The jeans I wore belonged to Cole. After getting depantsed, I’d hidden in the bushes behind the skate park while he went home to fetch a replacement for me. Cole was just about a size smaller than me, so getting into his jeans had been a real struggle. I’d had to suck in my gut like crazy just to get them fastened. If I breathed out completely now, the metal button would pop off like a bullet and put a hole in the ceiling. I nodded at Dad and answered right off, “Yeah, I got these today.”
“Aren’t they just a little… snug?”
“Hey, that’s the new style, Dad. All the guys are wearing ’em like this.”
There was nothing wrong with my lie-face.
Chapter Seven
THE NEXT day at 12:27, I was wedged between the wall and the desk in my room, chewing the heck out of my thumbnail. My birth family, as Mom referred to the three strangers from Chicago, was due to arrive at 12:30.
Mom had bought me new khakis and a blue short-sleeved button-down shirt for the occasion. “You want to look presentable, don’t you?” she’d said when she handed the clothes to me earlier. What I wanted most was for this whole lunch thing to be canceled and my life to get back to normal. Since none of that was about to happen, I at least wanted to be comfortable in my favorite T-shirt and basketball shorts. The khakis were so stiff they practically crackled with every step I took. The new shirt smelled like plastic or something, and the collar made my neck itch.
After another mostly sleepless night tossing from one end of my bed to the other, my brain seemed to spark and buzz like the bug zapper Mom and Dad kept over the patio. My anxiety kicked up a notch when I heard the sound of two cars turning into our driveway. I shot up from my little safety zone and then froze in place as my heartbeat went into overdrive. Oh boy, here we go.
Mom called from the living room, “Zavier, they’re here.”
I thought seriously about opening my window and jumping out.
&
nbsp; Instead, I sucked in a breath, exhaled, and walked up the hall to the living room. I got there just as Mom—dressed in one of the crisp, professional-looking outfits she wore when teaching school—opened the door and shook hands with Agent Henley.
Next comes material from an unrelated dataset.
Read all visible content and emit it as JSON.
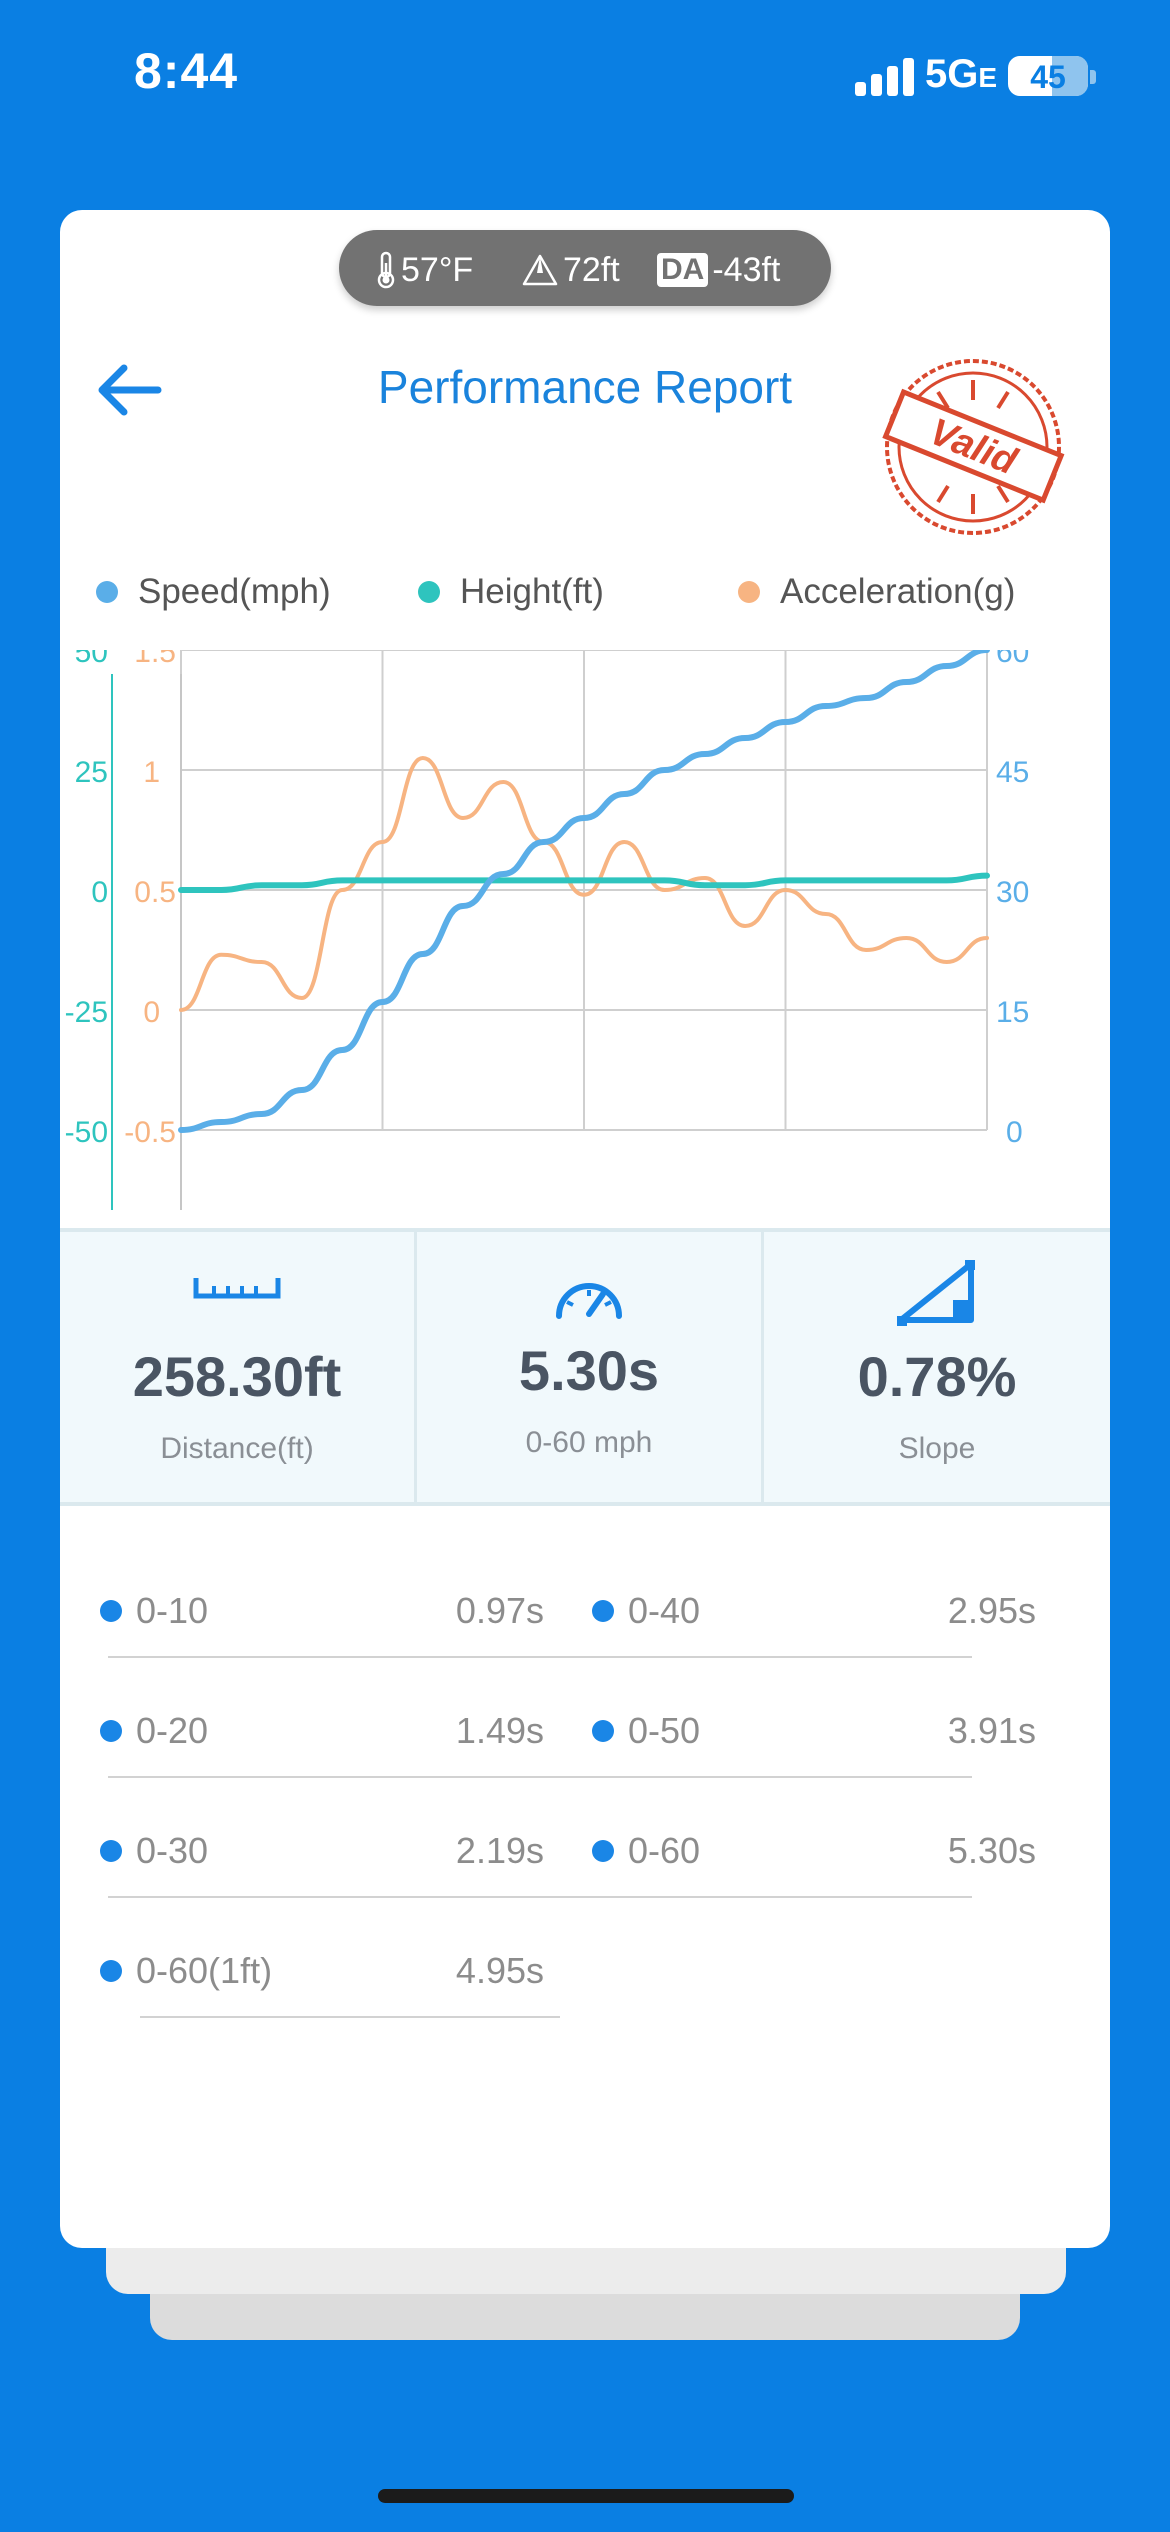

“Hello, Mrs. Beckham. So nice to see you again.” Despite the heat, Agent Henley wore another blazer over her blouse and slacks. She stepped into the room and moved to the side, clearing the way for the people behind her. As those people came in, Agent Henley spotted me and nodded in my direction. “Hi, Zavier.”
I mumbled “Hi” back at her, moving to stand next to Mom. The three people who’d come in after her were looking at me as though I were a weird alien growth some NASA space probe had plucked off the surface of Mars and brought back to earth. Or at least, that was what I felt like now that they were here. Even though it was rude, I stared right back at them.
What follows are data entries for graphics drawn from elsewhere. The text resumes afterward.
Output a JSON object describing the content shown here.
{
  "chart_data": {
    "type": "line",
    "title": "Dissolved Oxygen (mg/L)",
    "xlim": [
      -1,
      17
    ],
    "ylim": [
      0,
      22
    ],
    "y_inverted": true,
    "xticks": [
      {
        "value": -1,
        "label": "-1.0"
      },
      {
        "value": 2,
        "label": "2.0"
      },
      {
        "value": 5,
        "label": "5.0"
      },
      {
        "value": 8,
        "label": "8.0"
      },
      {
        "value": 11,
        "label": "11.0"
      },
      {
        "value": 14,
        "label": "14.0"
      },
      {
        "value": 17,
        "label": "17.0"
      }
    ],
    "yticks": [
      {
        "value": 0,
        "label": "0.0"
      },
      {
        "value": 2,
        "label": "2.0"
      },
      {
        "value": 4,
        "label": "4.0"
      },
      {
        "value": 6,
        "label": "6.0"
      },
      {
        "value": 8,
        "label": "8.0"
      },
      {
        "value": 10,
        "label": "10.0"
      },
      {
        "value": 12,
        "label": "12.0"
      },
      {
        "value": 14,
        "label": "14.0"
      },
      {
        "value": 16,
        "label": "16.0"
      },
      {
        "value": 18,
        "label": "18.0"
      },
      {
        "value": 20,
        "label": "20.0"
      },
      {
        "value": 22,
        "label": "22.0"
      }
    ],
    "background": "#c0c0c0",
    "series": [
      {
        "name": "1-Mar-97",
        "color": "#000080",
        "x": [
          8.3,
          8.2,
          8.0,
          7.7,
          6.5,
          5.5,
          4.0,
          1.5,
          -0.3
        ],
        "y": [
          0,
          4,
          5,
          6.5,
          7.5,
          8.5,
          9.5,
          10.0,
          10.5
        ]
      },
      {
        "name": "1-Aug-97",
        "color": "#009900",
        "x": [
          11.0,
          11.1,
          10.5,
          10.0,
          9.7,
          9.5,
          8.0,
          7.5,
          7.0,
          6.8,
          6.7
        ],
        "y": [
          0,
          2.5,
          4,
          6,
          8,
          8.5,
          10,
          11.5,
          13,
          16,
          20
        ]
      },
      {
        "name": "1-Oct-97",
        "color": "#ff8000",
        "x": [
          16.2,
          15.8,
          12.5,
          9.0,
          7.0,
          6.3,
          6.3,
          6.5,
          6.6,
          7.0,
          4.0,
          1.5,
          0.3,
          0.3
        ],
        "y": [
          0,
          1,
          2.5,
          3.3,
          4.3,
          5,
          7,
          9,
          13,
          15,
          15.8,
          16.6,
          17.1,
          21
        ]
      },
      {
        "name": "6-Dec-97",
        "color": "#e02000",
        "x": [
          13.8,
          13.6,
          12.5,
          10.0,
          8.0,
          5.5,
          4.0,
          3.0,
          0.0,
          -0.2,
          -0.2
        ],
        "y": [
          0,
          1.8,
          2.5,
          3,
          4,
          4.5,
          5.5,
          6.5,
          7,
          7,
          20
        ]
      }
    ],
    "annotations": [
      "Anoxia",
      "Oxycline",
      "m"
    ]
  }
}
Agent Henley made the introductions. “Mrs. Beckham, Zavier, this is Mr. and Mrs. Copeland and their son, Blake Jr.”
Mom had told me their names yesterday, and I already knew what they looked like from the picture she showed me, but facing them in person was sort of unreal, like seeing actors in a play. Smiling like the president greeting a foreign head of state, Mom stepped up to shake hands with Mr. and Mrs. Copeland. “Welcome to Memphis. It’s nice to meet you.”
“Thank you for having us, Mrs. Beckham,” Mr. Copeland said, taking his eyes off me just long enough to smile at Mom. He was a couple of inches shorter than Mom, which was really strange. I’d never seen a full-grown man that short.
Agent Henley said she had other business to take care of. As she headed back to her car, Mom ushered everyone else into the living room. “Please, have a seat,” she said. “I’m sure you and Zavier have a lot to talk about. I’ll just pop into the kitchen and let you get to it.”
I grabbed her wrist as she turned away and looked up at her about as desperately as a person hanging by one hand over a very steep cliff. Please don’t leave me alone with these creepy people! I made that silent plea with my eyes, hoping Mom would get it.